JOSHUA SI FA STORIA.

(44) Lui e Osea figlio di Nun. — Perché Giosuè dovrebbe essere chiamato Osea in questo luogo? Apparentemente il suo nome fu cambiato in Giosuè nel momento in cui entrò nella terra promessa con gli undici altri che la cercarono ( Numeri 13:8 ; Numeri 13:16 ).
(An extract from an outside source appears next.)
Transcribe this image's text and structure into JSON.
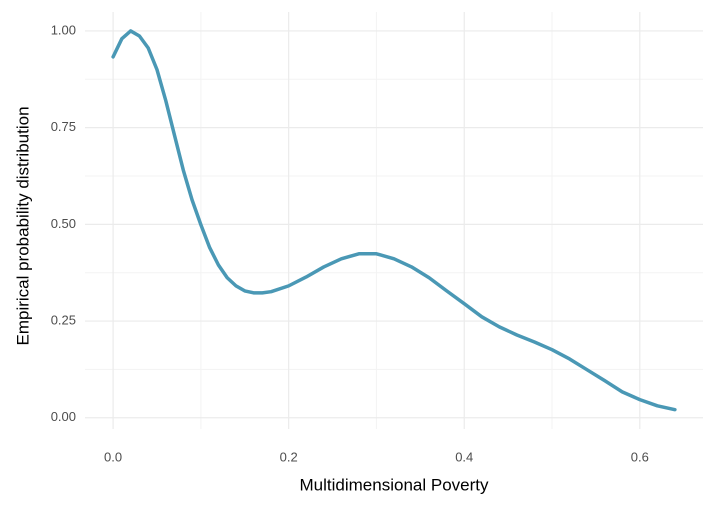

Ora che sta per condurre Israele alla conquista, ci viene in mente ancora una volta il suo cambio di nome, e che la “salvezza di Geova” doveva essere manifestata attraverso di lui. Forse in quel momento gli fu anche confermato il cambio di nome. Confronta il caso di Giacobbe, il cui cambio di nome in Israele fu fatto due volte oggetto di una comunicazione divina ( Genesi 32:28 ; Genesi 35:10 ). Confronta anche ciò che gli fu detto quando stava per entrare in Egitto: "Dio parlò a Israele nelle visioni notturne e disse: Giacobbe, Giacobbe".

Ci viene assicurato dalla menzione di Osea in questo luogo che il Giosuè nominato per succedere a Mosè è la stessa persona che era fedele tra le spie.
È anche possibile che questa menzione di Osea possa essere la prima menzione di Giosuè di se stesso negli scritti sacri. Dopo la fine del canto, il resto del Deuteronomio non è coperto dalla firma di Mosè. Appartiene a Giosuè, altrimenti l'autore è sconosciuto.